In regards to this "Shia vs. Sunni" schism, and the barbarity of impending civil war, it makes us reflect on our suppositions about the "unity of Islam." One might suppose that this conflict has deep roots in the conflict between Shia and Sunni in Iraq, but the historical reality is that the Shia majority of the geographical region which composes Iraq today is an artifact of the 19th century! As European engineering reopened vast swaths of southern Iraq to farming, traditionally Sunni nomads began to settle and become farmers. The non-nomad population of southern Iraq at this period consisted of Shia, many of them derived from pilgrims who had settled in the holy cities of the region and were Iranian in origin.2 The new farmers picked up the religious affiliation of the long-standing residents of the area, and there you have the Arab Shia majority in the nation-state that became Iraq. The shift from "Sunnism" to "Shia" identity suggests a fluidity that is belied by the fact that people kill each other over these differences. It has been suggested that the number of Shia in Pakistan increased in the 1980s in response to the partial imposition of Sharia in Pakistan during the rule of Zia-ul-Huq because the Shia traditions were more liberal. As I have noted before, the Alawites of Syria seem to have shifted in their identity quite a bit in the 20th century, going from the gray land between Islam and non-Islam to Twelver Shiism. If you may indulge me a bit, the idea that the Alawites are Twelver Shia is ludicruous when you compare their beliefs and habits with non-Twelver Shia who are far less heterodox. But, it makes more sense when you consider that the declaration that the Alawites were Twelver Shia occurred during a time when sectarian conflict in Lebanon made it politic for the Lebanese Shia to express solidarity with the religious elite of their larger neighbor.

The point is that there are layers within layers, and peeling the pages of this book back you become less and less sure of the boundaries, categories and definitions you once thought were hard and fast. On the one hand, I am suggesting that religious identity is far more fluid and subject to the vicissitudes of personal and social history. But I also do not deny that people kill themselves in part due to religious motivations. I suspect part of the answer lay in understanding the cognition of human beings, and stepping back from the assumption that humans are unitary reflective beings. Rather, we are decomposed into various sub-entities with specific axioms and utility functions, and to top it off many of these sub-entities are not exposed to our conscious mind.

Weird Addendum: In the "I don't get religious people category," please read about the Domneh.

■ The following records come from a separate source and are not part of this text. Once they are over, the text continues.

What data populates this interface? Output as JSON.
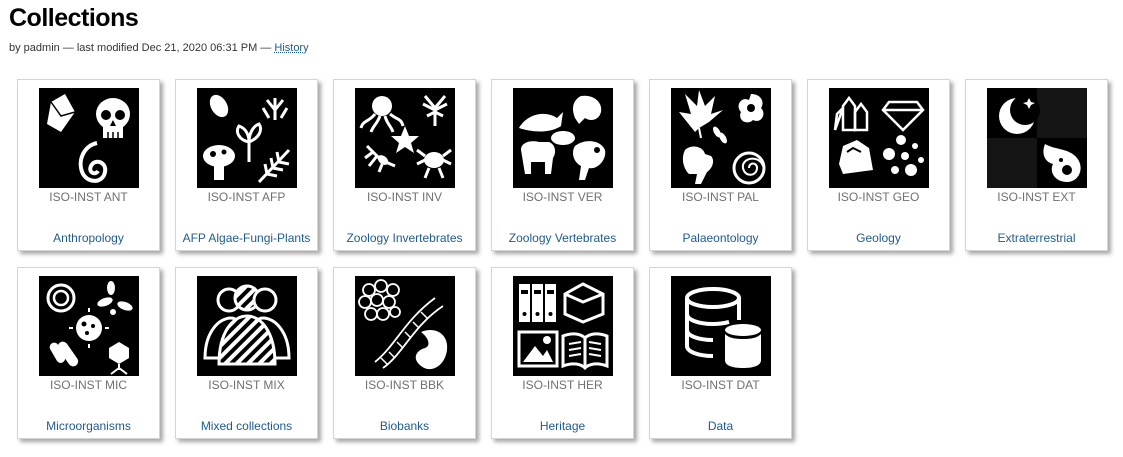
{
  "page": {
    "title": "Collections",
    "byline_prefix": "by padmin — last modified Dec 21, 2020 06:31 PM —",
    "history_link": "History"
  },
  "collections": [
    {
      "code": "ISO-INST ANT",
      "name": "Anthropology",
      "icon": "anthropology-icon"
    },
    {
      "code": "ISO-INST AFP",
      "name": "AFP Algae-Fungi-Plants",
      "icon": "algae-fungi-plants-icon"
    },
    {
      "code": "ISO-INST INV",
      "name": "Zoology Invertebrates",
      "icon": "invertebrates-icon"
    },
    {
      "code": "ISO-INST VER",
      "name": "Zoology Vertebrates",
      "icon": "vertebrates-icon"
    },
    {
      "code": "ISO-INST PAL",
      "name": "Palaeontology",
      "icon": "palaeontology-icon"
    },
    {
      "code": "ISO-INST GEO",
      "name": "Geology",
      "icon": "geology-icon"
    },
    {
      "code": "ISO-INST EXT",
      "name": "Extraterrestrial",
      "icon": "extraterrestrial-icon"
    },
    {
      "code": "ISO-INST MIC",
      "name": "Microorganisms",
      "icon": "microorganisms-icon"
    },
    {
      "code": "ISO-INST MIX",
      "name": "Mixed collections",
      "icon": "mixed-collections-icon"
    },
    {
      "code": "ISO-INST BBK",
      "name": "Biobanks",
      "icon": "biobanks-icon"
    },
    {
      "code": "ISO-INST HER",
      "name": "Heritage",
      "icon": "heritage-icon"
    },
    {
      "code": "ISO-INST DAT",
      "name": "Data",
      "icon": "data-icon"
    }
  ]
}
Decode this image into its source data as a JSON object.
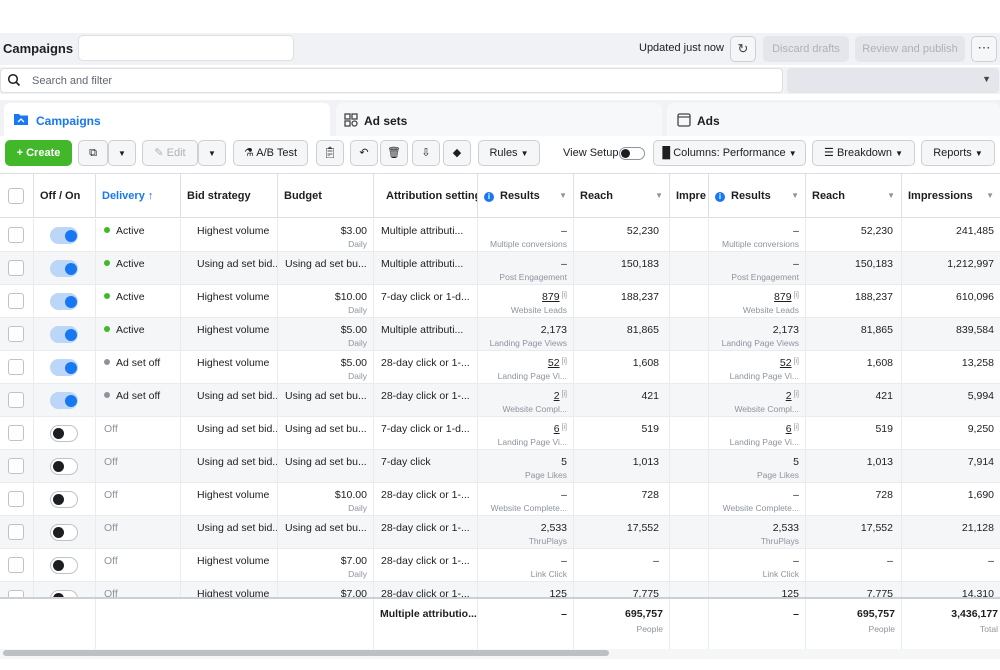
{
  "header": {
    "title": "Campaigns",
    "status": "Updated just now",
    "discard_label": "Discard drafts",
    "review_label": "Review and publish"
  },
  "search": {
    "placeholder": "Search and filter"
  },
  "tabs": [
    {
      "label": "Campaigns",
      "icon": "folder-icon",
      "active": true
    },
    {
      "label": "Ad sets",
      "icon": "grid-icon",
      "active": false
    },
    {
      "label": "Ads",
      "icon": "ad-icon",
      "active": false
    }
  ],
  "toolbar": {
    "create_label": "+ Create",
    "edit_label": "Edit",
    "ab_test_label": "A/B Test",
    "rules_label": "Rules",
    "view_setup_label": "View Setup",
    "columns_label": "Columns: Performance",
    "breakdown_label": "Breakdown",
    "reports_label": "Reports"
  },
  "columns": [
    "Off / On",
    "Delivery",
    "Bid strategy",
    "Budget",
    "Attribution setting",
    "Results",
    "Reach",
    "Impre",
    "Results",
    "Reach",
    "Impressions"
  ],
  "colors": {
    "accent": "#1877f2",
    "create": "#42b72a",
    "active_dot": "#42b72a",
    "off_dot": "#8d949e"
  },
  "rows": [
    {
      "on": true,
      "delivery": "Active",
      "bid": "Highest volume",
      "budget": "$3.00",
      "budget_sub": "Daily",
      "attr": "Multiple attributi...",
      "res": "–",
      "res_sub": "Multiple conversions",
      "reach": "52,230",
      "res2": "–",
      "res2_sub": "Multiple conversions",
      "reach2": "52,230",
      "impr": "241,485"
    },
    {
      "on": true,
      "delivery": "Active",
      "bid": "Using ad set bid...",
      "budget": "Using ad set bu...",
      "budget_sub": "",
      "attr": "Multiple attributi...",
      "res": "–",
      "res_sub": "Post Engagement",
      "reach": "150,183",
      "res2": "–",
      "res2_sub": "Post Engagement",
      "reach2": "150,183",
      "impr": "1,212,997"
    },
    {
      "on": true,
      "delivery": "Active",
      "bid": "Highest volume",
      "budget": "$10.00",
      "budget_sub": "Daily",
      "attr": "7-day click or 1-d...",
      "res": "879",
      "res_link": true,
      "res_sub": "Website Leads",
      "reach": "188,237",
      "res2": "879",
      "res2_sub": "Website Leads",
      "reach2": "188,237",
      "impr": "610,096"
    },
    {
      "on": true,
      "delivery": "Active",
      "bid": "Highest volume",
      "budget": "$5.00",
      "budget_sub": "Daily",
      "attr": "Multiple attributi...",
      "res": "2,173",
      "res_sub": "Landing Page Views",
      "reach": "81,865",
      "res2": "2,173",
      "res2_sub": "Landing Page Views",
      "reach2": "81,865",
      "impr": "839,584"
    },
    {
      "on": true,
      "delivery": "Ad set off",
      "bid": "Highest volume",
      "budget": "$5.00",
      "budget_sub": "Daily",
      "attr": "28-day click or 1-...",
      "res": "52",
      "res_link": true,
      "res_sub": "Landing Page Vi...",
      "reach": "1,608",
      "res2": "52",
      "res2_sub": "Landing Page Vi...",
      "reach2": "1,608",
      "impr": "13,258"
    },
    {
      "on": true,
      "delivery": "Ad set off",
      "bid": "Using ad set bid...",
      "budget": "Using ad set bu...",
      "budget_sub": "",
      "attr": "28-day click or 1-...",
      "res": "2",
      "res_link": true,
      "res_sub": "Website Compl...",
      "reach": "421",
      "res2": "2",
      "res2_sub": "Website Compl...",
      "reach2": "421",
      "impr": "5,994"
    },
    {
      "on": false,
      "delivery": "Off",
      "bid": "Using ad set bid...",
      "budget": "Using ad set bu...",
      "budget_sub": "",
      "attr": "7-day click or 1-d...",
      "res": "6",
      "res_link": true,
      "res_sub": "Landing Page Vi...",
      "reach": "519",
      "res2": "6",
      "res2_sub": "Landing Page Vi...",
      "reach2": "519",
      "impr": "9,250"
    },
    {
      "on": false,
      "delivery": "Off",
      "bid": "Using ad set bid...",
      "budget": "Using ad set bu...",
      "budget_sub": "",
      "attr": "7-day click",
      "res": "5",
      "res_sub": "Page Likes",
      "reach": "1,013",
      "res2": "5",
      "res2_sub": "Page Likes",
      "reach2": "1,013",
      "impr": "7,914"
    },
    {
      "on": false,
      "delivery": "Off",
      "bid": "Highest volume",
      "budget": "$10.00",
      "budget_sub": "Daily",
      "attr": "28-day click or 1-...",
      "res": "–",
      "res_sub": "Website Complete...",
      "reach": "728",
      "res2": "–",
      "res2_sub": "Website Complete...",
      "reach2": "728",
      "impr": "1,690"
    },
    {
      "on": false,
      "delivery": "Off",
      "bid": "Using ad set bid...",
      "budget": "Using ad set bu...",
      "budget_sub": "",
      "attr": "28-day click or 1-...",
      "res": "2,533",
      "res_sub": "ThruPlays",
      "reach": "17,552",
      "res2": "2,533",
      "res2_sub": "ThruPlays",
      "reach2": "17,552",
      "impr": "21,128"
    },
    {
      "on": false,
      "delivery": "Off",
      "bid": "Highest volume",
      "budget": "$7.00",
      "budget_sub": "Daily",
      "attr": "28-day click or 1-...",
      "res": "–",
      "res_sub": "Link Click",
      "reach": "–",
      "res2": "–",
      "res2_sub": "Link Click",
      "reach2": "–",
      "impr": "–"
    },
    {
      "on": false,
      "delivery": "Off",
      "bid": "Highest volume",
      "budget": "$7.00",
      "budget_sub": "",
      "attr": "28-day click or 1-...",
      "res": "125",
      "res_sub": "",
      "reach": "7,775",
      "res2": "125",
      "res2_sub": "",
      "reach2": "7,775",
      "impr": "14,310"
    }
  ],
  "totals": {
    "attr": "Multiple attributio...",
    "res": "–",
    "reach": "695,757",
    "reach_sub": "People",
    "res2": "–",
    "reach2": "695,757",
    "reach2_sub": "People",
    "impr": "3,436,177",
    "impr_sub": "Total"
  }
}
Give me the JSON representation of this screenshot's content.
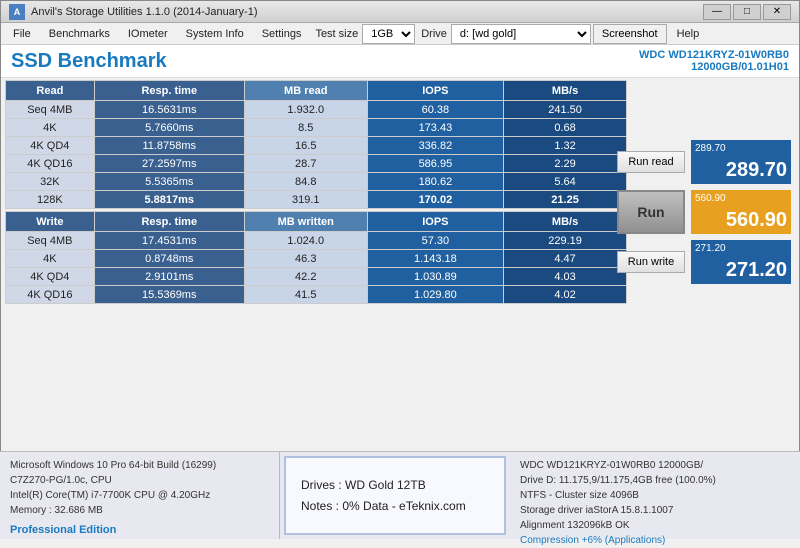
{
  "window": {
    "title": "Anvil's Storage Utilities 1.1.0 (2014-January-1)",
    "icon_label": "A"
  },
  "titlebar": {
    "minimize": "—",
    "maximize": "□",
    "close": "✕"
  },
  "menu": {
    "file": "File",
    "benchmarks": "Benchmarks",
    "iometer": "IOmeter",
    "system_info": "System Info",
    "settings": "Settings",
    "test_size_label": "Test size",
    "test_size_value": "1GB",
    "drive_label": "Drive",
    "drive_value": "d: [wd gold]",
    "screenshot": "Screenshot",
    "help": "Help"
  },
  "ssd": {
    "title": "SSD Benchmark",
    "drive_info_line1": "WDC WD121KRYZ-01W0RB0",
    "drive_info_line2": "12000GB/01.01H01"
  },
  "read_table": {
    "headers": [
      "Read",
      "Resp. time",
      "MB read",
      "IOPS",
      "MB/s"
    ],
    "rows": [
      {
        "label": "Seq 4MB",
        "resp": "16.5631ms",
        "mb": "1.932.0",
        "iops": "60.38",
        "mbs": "241.50"
      },
      {
        "label": "4K",
        "resp": "5.7660ms",
        "mb": "8.5",
        "iops": "173.43",
        "mbs": "0.68"
      },
      {
        "label": "4K QD4",
        "resp": "11.8758ms",
        "mb": "16.5",
        "iops": "336.82",
        "mbs": "1.32"
      },
      {
        "label": "4K QD16",
        "resp": "27.2597ms",
        "mb": "28.7",
        "iops": "586.95",
        "mbs": "2.29"
      },
      {
        "label": "32K",
        "resp": "5.5365ms",
        "mb": "84.8",
        "iops": "180.62",
        "mbs": "5.64"
      },
      {
        "label": "128K",
        "resp": "5.8817ms",
        "mb": "319.1",
        "iops": "170.02",
        "mbs": "21.25"
      }
    ]
  },
  "write_table": {
    "headers": [
      "Write",
      "Resp. time",
      "MB written",
      "IOPS",
      "MB/s"
    ],
    "rows": [
      {
        "label": "Seq 4MB",
        "resp": "17.4531ms",
        "mb": "1.024.0",
        "iops": "57.30",
        "mbs": "229.19"
      },
      {
        "label": "4K",
        "resp": "0.8748ms",
        "mb": "46.3",
        "iops": "1.143.18",
        "mbs": "4.47"
      },
      {
        "label": "4K QD4",
        "resp": "2.9101ms",
        "mb": "42.2",
        "iops": "1.030.89",
        "mbs": "4.03"
      },
      {
        "label": "4K QD16",
        "resp": "15.5369ms",
        "mb": "41.5",
        "iops": "1.029.80",
        "mbs": "4.02"
      }
    ]
  },
  "scores": {
    "read_label": "289.70",
    "read_value": "289.70",
    "total_label": "560.90",
    "total_value": "560.90",
    "write_label": "271.20",
    "write_value": "271.20"
  },
  "buttons": {
    "run_read": "Run read",
    "run": "Run",
    "run_write": "Run write"
  },
  "bottom": {
    "sys_info": "Microsoft Windows 10 Pro 64-bit Build (16299)",
    "cpu_model": "C7Z270-PG/1.0c, CPU",
    "cpu_detail": "Intel(R) Core(TM) i7-7700K CPU @ 4.20GHz",
    "memory": "Memory : 32.686 MB",
    "professional": "Professional Edition",
    "drives_note": "Drives : WD Gold 12TB",
    "notes": "Notes : 0% Data - eTeknix.com",
    "drive_model": "WDC WD121KRYZ-01W0RB0 12000GB/",
    "drive_info": "Drive D: 11.175,9/11.175,4GB free (100.0%)",
    "fs_info": "NTFS - Cluster size 4096B",
    "storage_driver": "Storage driver  iaStorA 15.8.1.1007",
    "alignment": "Alignment 132096kB OK",
    "compression": "Compression +6% (Applications)"
  }
}
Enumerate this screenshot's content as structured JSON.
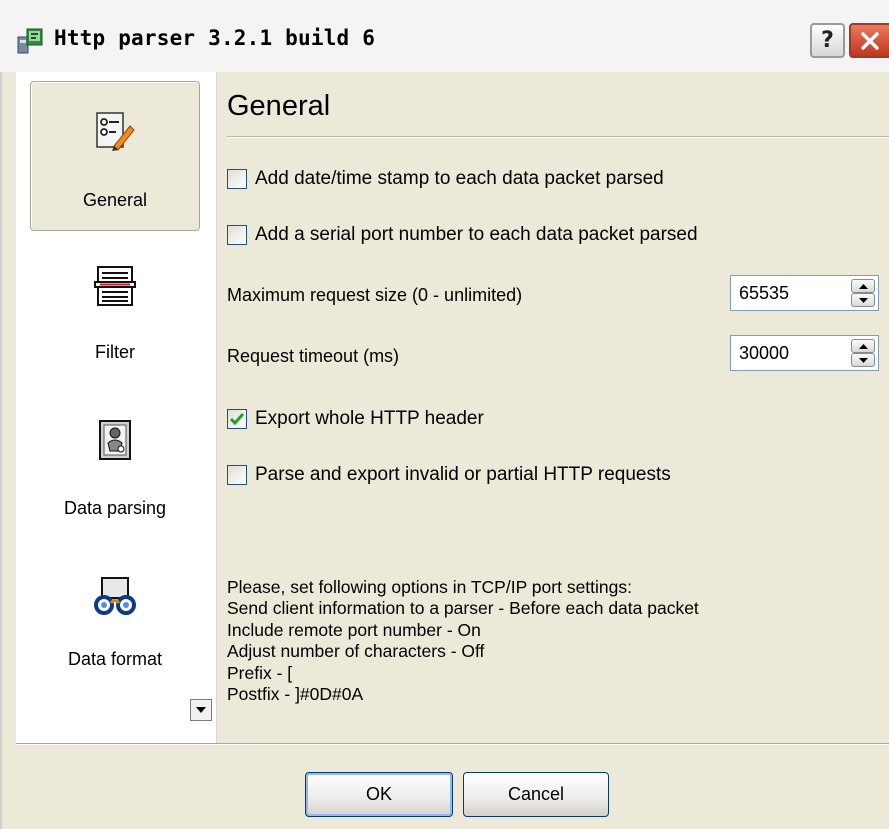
{
  "window": {
    "title": "Http parser 3.2.1 build 6",
    "help_label": "?"
  },
  "sidebar": {
    "items": [
      {
        "label": "General",
        "icon": "settings-edit-icon",
        "selected": true
      },
      {
        "label": "Filter",
        "icon": "filter-icon",
        "selected": false
      },
      {
        "label": "Data parsing",
        "icon": "data-parsing-icon",
        "selected": false
      },
      {
        "label": "Data format",
        "icon": "data-format-icon",
        "selected": false
      }
    ]
  },
  "main": {
    "title": "General",
    "options": {
      "timestamp": {
        "label": "Add date/time stamp to each data packet parsed",
        "checked": false
      },
      "port_number": {
        "label": "Add a serial port number to each data packet parsed",
        "checked": false
      },
      "export_header": {
        "label": "Export whole HTTP header",
        "checked": true
      },
      "parse_invalid": {
        "label": "Parse and export invalid or partial HTTP requests",
        "checked": false
      }
    },
    "max_request": {
      "label": "Maximum request size (0 - unlimited)",
      "value": "65535"
    },
    "timeout": {
      "label": "Request timeout (ms)",
      "value": "30000"
    },
    "info_lines": [
      "Please, set following options in TCP/IP port settings:",
      "Send client information to a parser - Before each data packet",
      "Include remote port number - On",
      "Adjust number of characters - Off",
      "Prefix - [",
      "Postfix - ]#0D#0A"
    ]
  },
  "buttons": {
    "ok": "OK",
    "cancel": "Cancel"
  },
  "colors": {
    "accent_check": "#21a121",
    "close_button": "#c2361b",
    "border_blue": "#003c74"
  }
}
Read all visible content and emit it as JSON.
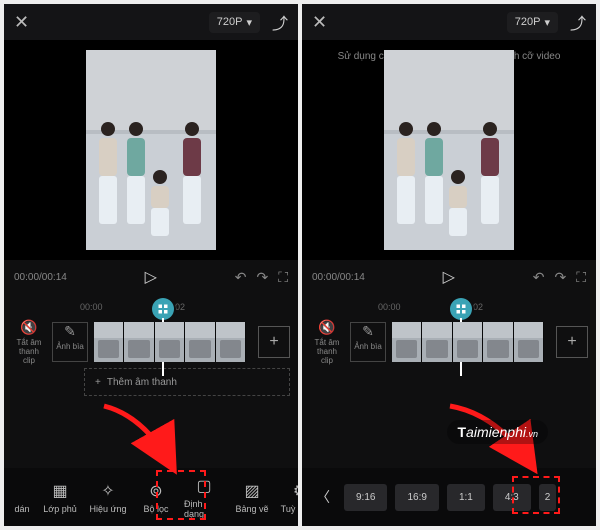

Also, in No God but God Reza Aslan writes that Shah Ismail, founder of the Safavid dynasty which converted all of Iran to Twelver Shiism, proclaimed himself mahdi by declaring "I am God, very God, very God!" Here is something via google print (type "Shah Ismail I am God"):

My name is Shah Isma'il. I am God's mystery.
I am the leader of all these ghazis....
I am the living Khidr, and Jesus, son of Mary.
I am the Alexander of my contemporaries.

The Perfect Guid has arrived. Faith has been brought to all.
All the ghazis are full of joy at the coming of the seal of the Prophets.
A man has become a manifestation of the truth.
Prostrate thyself!
Pander not to Satan! Adam has put on new clothes.
God has come.

Tell us what you reall think buddy (remember, Islam abominates idolatry!)....

1 - Some historians had asserted that the espousal of Arianism by Constantius II was the primary factor in sustaining that faction as a force deep into the 4th century. Why was Constantius an Arian? Many contend it was the influence of his tutor, the bishop Eusebius. The point is that major historical dynamics may be rooted in such capricious and arbitrary convergences.

2 - I say Iranian specifically to include the large Turkic population of Iran.